My hand dropped and I started to fidget on the sofa, the soft sheen navy fabric clinging to my legs in the warmth of the room. I fingered the space next to me where the large peacock stared back out at me through its fabric prison.

My stomach lurched as the lesson began.

Wednesday 16 September 2009

Growing pains

Hey, it's been a week already and no blog. I guess I didn't know where to start or what to say or what to leave out. Some things I guess are difficult to convey in black and white. Like I've said before, for someone who perpetually sticks their head in the sand, it is always scary to see the contents of ones life in print. It's so final.

I went to see Julie and Julia tonight. I wasn't expecting much. I viewed it as my indulgence, a fluff movie about cookery and I thought it's just what I needed. It was more than just a sickly sweet film about food. Something really struck a chord with me. The modern part of the story is about a woman who is stuck. She's a failed writer who is working a thankless desk job. In an attempt to give herself focus she decides to cook everything in a well known cookbook in a year and blog about it.

It got me thinking about blogs and life in general. I am no longer stuck, I have a plan which I'm following, overcoming each obstacle as it arrives. I am working towards a goal. I am no longer directionless. But am I happy?

I guess the answer is not really. I have the beginnings of an actual life again, I have plans that will make my life ok. Is it what I really want to be doing? Probably not, but who really does what they actually want? My plans push me into adulthood where dreams are shelved for more practical endeavors. It is a place where second choice is really not that bad. I try to get excited about my new adult life but I guess it alludes me. How I wish I could.

Because in the end second best should be good enough, some people don't even get that. They slave away at jobs they hate just to get by. Why should I be any different? Dreams are only dreams because they are ideals when in the end real life is about compromise.

And still I haven't actually told you what is going on with me in the real world. Instead I rattled on about the world in my head and never had to confirm in print words I'd rather bury in the sand as far from my head as possible.

Monday 7 September 2009

Dickensian Boy

Lit by the harsh florescent light
A smile thins his lips
momentarily disturbing the route
of a glinting spoon piled
with cereal.

A bowl balances the scene
jauntily held 
in statement more than purpose.

He glides into the classroom 
to an open desk
in simulated nonchalance,
discarding the bowl noiselessly 
on the Formica surface.

An exhibit in a freak show
created to obscure
a mundane life.

Out of our time he floats among us
long enough 
to assert his oddball brilliance
without a hint of irony 
in his sunken eyes and glib persona.

He scries oratory delights on 
crinkled scraps of paper tied together
with a blue shoelace.

He vanishes when not in our midst,
delving the depths of obscurity,
hands buried in patched pockets
of a gentleman’s blazer.
Hunched against the tide of modernity.

An over intellectualized ghost 
of a personality hiding behind 
his clever words and witty rhetoric.


This poem is based on a purely fictional character.

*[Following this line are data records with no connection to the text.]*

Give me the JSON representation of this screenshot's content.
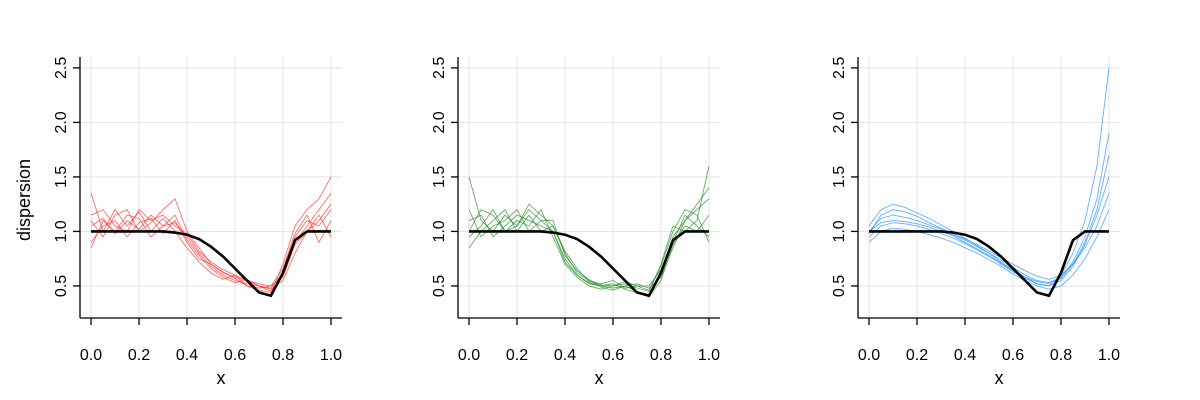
{
  "chart_data": [
    {
      "type": "line",
      "x": [
        0,
        0.05,
        0.1,
        0.15,
        0.2,
        0.25,
        0.3,
        0.35,
        0.4,
        0.45,
        0.5,
        0.55,
        0.6,
        0.65,
        0.7,
        0.75,
        0.8,
        0.85,
        0.9,
        0.95,
        1
      ],
      "xlabel": "x",
      "ylabel": "dispersion",
      "xlim": [
        -0.046,
        1.046
      ],
      "ylim": [
        0.206,
        2.6
      ],
      "xticks": [
        {
          "value": 0,
          "label": "0.0"
        },
        0.2,
        0.4,
        0.6,
        0.8,
        {
          "value": 1,
          "label": "1.0"
        }
      ],
      "yticks": [
        0.5,
        {
          "value": 1,
          "label": "1.0"
        },
        1.5,
        {
          "value": 2,
          "label": "2.0"
        },
        2.5
      ],
      "grid": true,
      "series": [
        {
          "color": "#ff3030",
          "values": [
            1.05,
            1.12,
            0.98,
            1.1,
            1.02,
            1.15,
            1.05,
            1.08,
            0.95,
            0.8,
            0.68,
            0.6,
            0.55,
            0.52,
            0.5,
            0.48,
            0.62,
            0.95,
            1.1,
            1.05,
            1.2
          ]
        },
        {
          "color": "#ff3030",
          "values": [
            1.35,
            1.0,
            1.2,
            1.05,
            1.18,
            1.0,
            1.12,
            1.0,
            0.85,
            0.72,
            0.62,
            0.56,
            0.6,
            0.5,
            0.46,
            0.44,
            0.7,
            1.05,
            1.2,
            1.3,
            1.5
          ]
        },
        {
          "color": "#ff3030",
          "values": [
            0.9,
            1.05,
            1.1,
            0.95,
            1.08,
            1.12,
            0.98,
            1.1,
            0.9,
            0.75,
            0.7,
            0.62,
            0.58,
            0.55,
            0.52,
            0.5,
            0.58,
            0.88,
            1.0,
            1.15,
            0.95
          ]
        },
        {
          "color": "#ff3030",
          "values": [
            1.1,
            0.95,
            1.15,
            1.2,
            1.0,
            1.08,
            1.2,
            1.3,
            1.0,
            0.85,
            0.7,
            0.63,
            0.57,
            0.5,
            0.48,
            0.5,
            0.66,
            0.98,
            1.15,
            0.9,
            1.1
          ]
        },
        {
          "color": "#ff3030",
          "values": [
            0.85,
            1.1,
            1.0,
            1.15,
            1.12,
            0.95,
            1.05,
            1.15,
            0.92,
            0.78,
            0.66,
            0.58,
            0.53,
            0.56,
            0.5,
            0.45,
            0.6,
            0.9,
            1.05,
            1.2,
            1.35
          ]
        },
        {
          "color": "#ff3030",
          "values": [
            1.15,
            1.2,
            1.05,
            1.0,
            1.2,
            1.1,
            1.15,
            1.05,
            0.98,
            0.82,
            0.72,
            0.65,
            0.6,
            0.55,
            0.5,
            0.47,
            0.55,
            0.8,
            1.0,
            1.1,
            1.25
          ]
        },
        {
          "color": "#000000",
          "values": [
            1,
            1,
            1,
            1,
            1,
            1,
            1,
            0.99,
            0.97,
            0.93,
            0.86,
            0.77,
            0.66,
            0.55,
            0.44,
            0.41,
            0.62,
            0.92,
            1,
            1,
            1
          ]
        }
      ]
    },
    {
      "type": "line",
      "x": [
        0,
        0.05,
        0.1,
        0.15,
        0.2,
        0.25,
        0.3,
        0.35,
        0.4,
        0.45,
        0.5,
        0.55,
        0.6,
        0.65,
        0.7,
        0.75,
        0.8,
        0.85,
        0.9,
        0.95,
        1
      ],
      "xlabel": "x",
      "xlim": [
        -0.046,
        1.046
      ],
      "ylim": [
        0.206,
        2.6
      ],
      "xticks": [
        {
          "value": 0,
          "label": "0.0"
        },
        0.2,
        0.4,
        0.6,
        0.8,
        {
          "value": 1,
          "label": "1.0"
        }
      ],
      "yticks": [
        0.5,
        {
          "value": 1,
          "label": "1.0"
        },
        1.5,
        {
          "value": 2,
          "label": "2.0"
        },
        2.5
      ],
      "grid": true,
      "series": [
        {
          "color": "#228b22",
          "values": [
            1.5,
            1.1,
            1.0,
            1.15,
            1.05,
            1.2,
            1.1,
            1.0,
            0.75,
            0.6,
            0.52,
            0.5,
            0.48,
            0.5,
            0.45,
            0.42,
            0.6,
            0.95,
            1.1,
            1.2,
            1.3
          ]
        },
        {
          "color": "#228b22",
          "values": [
            1.0,
            1.2,
            1.15,
            1.0,
            1.1,
            1.05,
            1.2,
            0.95,
            0.7,
            0.58,
            0.5,
            0.47,
            0.5,
            0.52,
            0.48,
            0.45,
            0.7,
            1.05,
            1.0,
            1.1,
            1.6
          ]
        },
        {
          "color": "#228b22",
          "values": [
            0.85,
            1.0,
            1.1,
            1.2,
            1.0,
            1.15,
            1.0,
            1.05,
            0.8,
            0.62,
            0.55,
            0.52,
            0.55,
            0.48,
            0.5,
            0.5,
            0.65,
            0.9,
            1.15,
            1.05,
            0.95
          ]
        },
        {
          "color": "#228b22",
          "values": [
            1.2,
            0.95,
            1.05,
            1.1,
            1.2,
            1.0,
            1.1,
            1.1,
            0.78,
            0.64,
            0.56,
            0.49,
            0.46,
            0.5,
            0.52,
            0.48,
            0.58,
            0.85,
            1.1,
            1.25,
            1.4
          ]
        },
        {
          "color": "#228b22",
          "values": [
            1.1,
            1.15,
            0.95,
            1.05,
            1.15,
            1.1,
            1.05,
            1.0,
            0.72,
            0.6,
            0.53,
            0.5,
            0.52,
            0.47,
            0.44,
            0.4,
            0.55,
            0.88,
            1.05,
            1.0,
            1.15
          ]
        },
        {
          "color": "#228b22",
          "values": [
            0.95,
            1.05,
            1.2,
            1.0,
            1.05,
            1.25,
            1.15,
            1.05,
            0.82,
            0.66,
            0.54,
            0.51,
            0.5,
            0.54,
            0.5,
            0.46,
            0.68,
            1.0,
            1.2,
            1.15,
            0.9
          ]
        },
        {
          "color": "#000000",
          "values": [
            1,
            1,
            1,
            1,
            1,
            1,
            1,
            0.99,
            0.97,
            0.93,
            0.86,
            0.77,
            0.66,
            0.55,
            0.44,
            0.41,
            0.62,
            0.92,
            1,
            1,
            1
          ]
        }
      ]
    },
    {
      "type": "line",
      "x": [
        0,
        0.05,
        0.1,
        0.15,
        0.2,
        0.25,
        0.3,
        0.35,
        0.4,
        0.45,
        0.5,
        0.55,
        0.6,
        0.65,
        0.7,
        0.75,
        0.8,
        0.85,
        0.9,
        0.95,
        1
      ],
      "xlabel": "x",
      "xlim": [
        -0.046,
        1.046
      ],
      "ylim": [
        0.206,
        2.6
      ],
      "xticks": [
        {
          "value": 0,
          "label": "0.0"
        },
        0.2,
        0.4,
        0.6,
        0.8,
        {
          "value": 1,
          "label": "1.0"
        }
      ],
      "yticks": [
        0.5,
        {
          "value": 1,
          "label": "1.0"
        },
        1.5,
        {
          "value": 2,
          "label": "2.0"
        },
        2.5
      ],
      "grid": true,
      "series": [
        {
          "color": "#1e90ff",
          "values": [
            1.0,
            1.12,
            1.15,
            1.13,
            1.1,
            1.06,
            1.02,
            0.97,
            0.92,
            0.86,
            0.8,
            0.74,
            0.67,
            0.6,
            0.55,
            0.53,
            0.58,
            0.72,
            0.95,
            1.3,
            1.9
          ]
        },
        {
          "color": "#1e90ff",
          "values": [
            0.95,
            1.05,
            1.08,
            1.07,
            1.05,
            1.02,
            0.98,
            0.94,
            0.89,
            0.83,
            0.77,
            0.7,
            0.63,
            0.57,
            0.52,
            0.5,
            0.55,
            0.68,
            0.88,
            1.15,
            1.5
          ]
        },
        {
          "color": "#1e90ff",
          "values": [
            1.05,
            1.2,
            1.25,
            1.22,
            1.17,
            1.12,
            1.06,
            1.0,
            0.94,
            0.87,
            0.8,
            0.72,
            0.65,
            0.58,
            0.52,
            0.5,
            0.6,
            0.8,
            1.1,
            1.6,
            2.5
          ]
        },
        {
          "color": "#1e90ff",
          "values": [
            0.9,
            1.0,
            1.03,
            1.02,
            1.0,
            0.97,
            0.94,
            0.9,
            0.85,
            0.8,
            0.74,
            0.68,
            0.61,
            0.55,
            0.5,
            0.47,
            0.5,
            0.6,
            0.75,
            0.95,
            1.2
          ]
        },
        {
          "color": "#1e90ff",
          "values": [
            1.0,
            1.08,
            1.1,
            1.09,
            1.07,
            1.04,
            1.0,
            0.96,
            0.9,
            0.84,
            0.78,
            0.71,
            0.64,
            0.58,
            0.54,
            0.52,
            0.57,
            0.7,
            0.9,
            1.2,
            1.7
          ]
        },
        {
          "color": "#1e90ff",
          "values": [
            0.98,
            1.15,
            1.2,
            1.18,
            1.14,
            1.08,
            1.03,
            0.98,
            0.93,
            0.88,
            0.82,
            0.76,
            0.7,
            0.64,
            0.59,
            0.56,
            0.6,
            0.7,
            0.85,
            1.05,
            1.35
          ]
        },
        {
          "color": "#000000",
          "values": [
            1,
            1,
            1,
            1,
            1,
            1,
            1,
            0.99,
            0.97,
            0.93,
            0.86,
            0.77,
            0.66,
            0.55,
            0.44,
            0.41,
            0.62,
            0.92,
            1,
            1,
            1
          ]
        }
      ]
    }
  ]
}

Any resemblance to a person living or dead is coincidental and unintended!!

Spot the difference for those following Cherrypicker. Better worse or the same?

Back to School

So today, after a seven week wait, I finally went into the junior school that had agreed to see me about volunteering.  Strangely I didn't feel nervous at all.  I walked into the school and knew that I would be comfortable there.  I had spent time worrying over the summer that just because I wanted to teach that it didn't mean I'd be any good at it.  I had no idea how I would feel being in a school again.

I'm sure now that if I decide to teach that I'll be good at it.  It's a strange certainty that hit me as I sat in an empty classroom talking to the learning support teacher.  I feel comfortable in that environment, if I'm going to do anything apart from write for a living this is it.  

They were really friendly and keen for me to help out with them.  She pulled out the card I had made whilst talking to me and kept drawing attention to it.  So I guess that worked.  I have a few legal hoops to jump first (CRB) but once that is done I will be a volunteer teaching assistant!